Geometric Transformations

This is a page in a 3-part series. This page will present the main issue at hand, and a set of conventions and tools that exist within Rock to deal with it. The second part talks about integration at the component boundary. The third page explains how Syskit handles it at the system level.

One very common task in robotics code is to represent the relationship between different rigid bodies, and transform data between them. For instance, a robot body (or one of its parts) and the world. E.g. a gripper and an object being gripped, an AUV and the ground, … These relations are usually estimated through complex processing chains. The object-gripper relation is built by sensing the object in one or multiple sensors (LIDAR, camera, …) which are attached on the robot. Each of these sensors provide information about the pose of the object in the sensor frame. A.k.a. the sensor-object transform.

Within libraries, one will usually assume some data to represent given transformations, that will allow us to transform input data into some other representation on the output. For instance, a LIDAR will give us ranges from the LIDAR frame, but a library may want to transform that into a common fixed frame to fuse them as point clouds.

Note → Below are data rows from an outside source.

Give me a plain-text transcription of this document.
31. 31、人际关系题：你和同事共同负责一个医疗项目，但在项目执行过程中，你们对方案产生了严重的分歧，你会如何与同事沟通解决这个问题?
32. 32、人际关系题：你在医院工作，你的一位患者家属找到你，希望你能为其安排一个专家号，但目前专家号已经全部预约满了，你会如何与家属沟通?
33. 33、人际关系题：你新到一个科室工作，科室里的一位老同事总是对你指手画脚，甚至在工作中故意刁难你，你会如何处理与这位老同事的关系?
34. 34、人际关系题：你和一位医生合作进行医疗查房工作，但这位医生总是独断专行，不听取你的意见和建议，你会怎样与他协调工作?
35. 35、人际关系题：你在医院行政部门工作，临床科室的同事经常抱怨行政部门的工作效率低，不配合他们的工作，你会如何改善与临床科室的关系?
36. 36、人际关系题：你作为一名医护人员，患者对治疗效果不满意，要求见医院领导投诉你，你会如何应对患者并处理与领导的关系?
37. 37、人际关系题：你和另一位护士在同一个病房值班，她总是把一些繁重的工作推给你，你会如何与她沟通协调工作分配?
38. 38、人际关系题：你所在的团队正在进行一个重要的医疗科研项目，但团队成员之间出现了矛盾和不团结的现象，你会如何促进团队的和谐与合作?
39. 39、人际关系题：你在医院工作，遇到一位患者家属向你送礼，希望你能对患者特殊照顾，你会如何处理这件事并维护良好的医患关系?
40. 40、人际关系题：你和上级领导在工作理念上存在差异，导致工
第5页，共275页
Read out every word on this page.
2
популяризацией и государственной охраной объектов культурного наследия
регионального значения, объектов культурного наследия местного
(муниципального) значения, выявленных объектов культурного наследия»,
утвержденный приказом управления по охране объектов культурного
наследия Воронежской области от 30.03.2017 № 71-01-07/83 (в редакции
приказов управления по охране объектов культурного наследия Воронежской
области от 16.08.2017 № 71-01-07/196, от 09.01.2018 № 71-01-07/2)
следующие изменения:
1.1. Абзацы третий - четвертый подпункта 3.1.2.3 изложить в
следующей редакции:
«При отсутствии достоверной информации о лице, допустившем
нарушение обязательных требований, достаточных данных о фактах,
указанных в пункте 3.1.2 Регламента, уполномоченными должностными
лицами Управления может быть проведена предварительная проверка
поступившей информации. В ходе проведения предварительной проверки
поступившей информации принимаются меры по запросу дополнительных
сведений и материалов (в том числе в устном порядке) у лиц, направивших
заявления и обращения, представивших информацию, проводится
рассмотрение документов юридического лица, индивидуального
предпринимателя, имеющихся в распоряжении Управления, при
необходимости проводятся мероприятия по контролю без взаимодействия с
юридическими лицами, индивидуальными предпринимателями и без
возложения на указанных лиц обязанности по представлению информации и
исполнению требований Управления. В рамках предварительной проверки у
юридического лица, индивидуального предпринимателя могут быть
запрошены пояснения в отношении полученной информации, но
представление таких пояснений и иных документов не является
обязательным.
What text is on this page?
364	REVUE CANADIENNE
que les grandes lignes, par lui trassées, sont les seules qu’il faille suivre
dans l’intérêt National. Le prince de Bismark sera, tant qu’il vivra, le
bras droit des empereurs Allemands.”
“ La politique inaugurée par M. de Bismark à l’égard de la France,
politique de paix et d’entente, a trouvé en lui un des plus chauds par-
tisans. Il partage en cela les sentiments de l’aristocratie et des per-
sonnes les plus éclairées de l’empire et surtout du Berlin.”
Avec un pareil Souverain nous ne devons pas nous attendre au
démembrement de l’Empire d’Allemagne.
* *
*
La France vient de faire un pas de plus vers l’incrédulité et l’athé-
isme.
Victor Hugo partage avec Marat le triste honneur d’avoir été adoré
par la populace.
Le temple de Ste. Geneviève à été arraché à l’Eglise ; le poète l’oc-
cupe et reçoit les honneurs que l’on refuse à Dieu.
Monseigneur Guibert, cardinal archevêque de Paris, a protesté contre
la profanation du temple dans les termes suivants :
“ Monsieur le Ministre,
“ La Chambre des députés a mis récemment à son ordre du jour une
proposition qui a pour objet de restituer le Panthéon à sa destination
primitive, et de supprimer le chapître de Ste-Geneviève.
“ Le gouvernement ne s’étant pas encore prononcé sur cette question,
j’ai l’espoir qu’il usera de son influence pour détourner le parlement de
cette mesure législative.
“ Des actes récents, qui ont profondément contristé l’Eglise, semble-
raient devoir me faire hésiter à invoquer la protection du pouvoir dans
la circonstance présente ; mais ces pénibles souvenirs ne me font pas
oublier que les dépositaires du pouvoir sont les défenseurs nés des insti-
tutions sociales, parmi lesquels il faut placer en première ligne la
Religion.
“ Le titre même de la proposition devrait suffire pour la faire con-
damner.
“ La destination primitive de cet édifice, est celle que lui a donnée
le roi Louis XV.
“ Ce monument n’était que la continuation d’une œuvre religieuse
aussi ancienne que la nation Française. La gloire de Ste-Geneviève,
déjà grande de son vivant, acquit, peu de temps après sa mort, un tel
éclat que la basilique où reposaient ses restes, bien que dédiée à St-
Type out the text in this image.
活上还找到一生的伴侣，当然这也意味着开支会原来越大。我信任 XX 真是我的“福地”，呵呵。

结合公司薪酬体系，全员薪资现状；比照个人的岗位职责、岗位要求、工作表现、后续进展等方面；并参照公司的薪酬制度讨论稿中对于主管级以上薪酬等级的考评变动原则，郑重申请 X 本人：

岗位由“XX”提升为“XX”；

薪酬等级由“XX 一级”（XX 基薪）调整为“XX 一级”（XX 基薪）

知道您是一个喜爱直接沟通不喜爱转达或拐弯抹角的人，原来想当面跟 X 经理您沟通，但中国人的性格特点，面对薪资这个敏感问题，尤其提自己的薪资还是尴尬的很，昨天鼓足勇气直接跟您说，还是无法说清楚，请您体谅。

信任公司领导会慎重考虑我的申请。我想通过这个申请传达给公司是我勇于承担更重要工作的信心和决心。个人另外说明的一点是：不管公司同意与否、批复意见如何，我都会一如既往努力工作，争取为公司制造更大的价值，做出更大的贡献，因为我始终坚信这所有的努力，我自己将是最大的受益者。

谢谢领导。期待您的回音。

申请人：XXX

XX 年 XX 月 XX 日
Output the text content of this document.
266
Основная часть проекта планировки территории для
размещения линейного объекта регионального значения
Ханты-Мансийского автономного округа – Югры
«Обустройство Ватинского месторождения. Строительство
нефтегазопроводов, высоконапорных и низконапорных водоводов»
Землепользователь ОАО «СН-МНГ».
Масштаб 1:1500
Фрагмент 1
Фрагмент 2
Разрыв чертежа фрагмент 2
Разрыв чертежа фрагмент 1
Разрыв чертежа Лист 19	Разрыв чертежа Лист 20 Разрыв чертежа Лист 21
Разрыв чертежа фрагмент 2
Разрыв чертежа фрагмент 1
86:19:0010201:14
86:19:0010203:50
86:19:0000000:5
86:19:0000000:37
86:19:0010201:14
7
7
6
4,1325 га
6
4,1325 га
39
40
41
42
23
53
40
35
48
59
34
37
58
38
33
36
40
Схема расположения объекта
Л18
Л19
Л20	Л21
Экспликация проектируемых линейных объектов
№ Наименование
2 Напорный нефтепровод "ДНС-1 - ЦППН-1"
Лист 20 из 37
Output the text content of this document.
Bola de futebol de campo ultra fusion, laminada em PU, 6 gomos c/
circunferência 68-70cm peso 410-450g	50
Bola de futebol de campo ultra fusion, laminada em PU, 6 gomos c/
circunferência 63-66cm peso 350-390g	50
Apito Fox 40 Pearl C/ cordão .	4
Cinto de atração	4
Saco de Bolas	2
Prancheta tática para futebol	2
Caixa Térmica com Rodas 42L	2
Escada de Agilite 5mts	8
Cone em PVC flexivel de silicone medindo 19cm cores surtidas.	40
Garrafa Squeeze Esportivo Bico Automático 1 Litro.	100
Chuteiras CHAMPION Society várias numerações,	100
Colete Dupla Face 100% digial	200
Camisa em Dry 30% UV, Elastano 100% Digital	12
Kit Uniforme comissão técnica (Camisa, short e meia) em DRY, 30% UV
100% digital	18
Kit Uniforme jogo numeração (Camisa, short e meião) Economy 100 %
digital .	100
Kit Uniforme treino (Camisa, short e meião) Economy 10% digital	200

This last example will be used as an illustration in the rest of this page

Relations between Rigid Bodies

Some people did a much better work that I ever could to properly define, describe and discuss relations between rigid bodies. I highly recommend you read their work: Geometric relations between rigid bodies (part 1): Semantics for standardization

While their definition(s) are by far the most precise and useful, we'll narrow things down to transforming positions and orientations and/or velocities (linear and angular, that is twists) between frames of reference considered fixed. That is, we won't be combining velocities (yet).

A frame of reference in this case is a combination of a 3-vector cartesian frame (which, in Rock, is always following the X-forward, Z-up convention) and an origin point.

One thing to realize at this point is that all frame of references are relative to each other. What we call a pose is actually the pose of a frame of reference expressed in another's frame of reference. There is no such thing as a "position" in a vacuum.

Defining frames of reference in code

When coding, we define (that is, name) frame of references locally to the algorithm. In the LIDAR-to-pointcloud example above, the common frame into which data will be transformed could be called "ref" (for "reference") regardless of what - when the algorithm will be used - this target is meant to be. The LIDAR frame could be "lidar".

But what is really important is to properly define the meaning and orientation of each frame of reference, with:

  • its name
  • on which rigid body it is fixed
  • its orientation w.r.t. said rigid body.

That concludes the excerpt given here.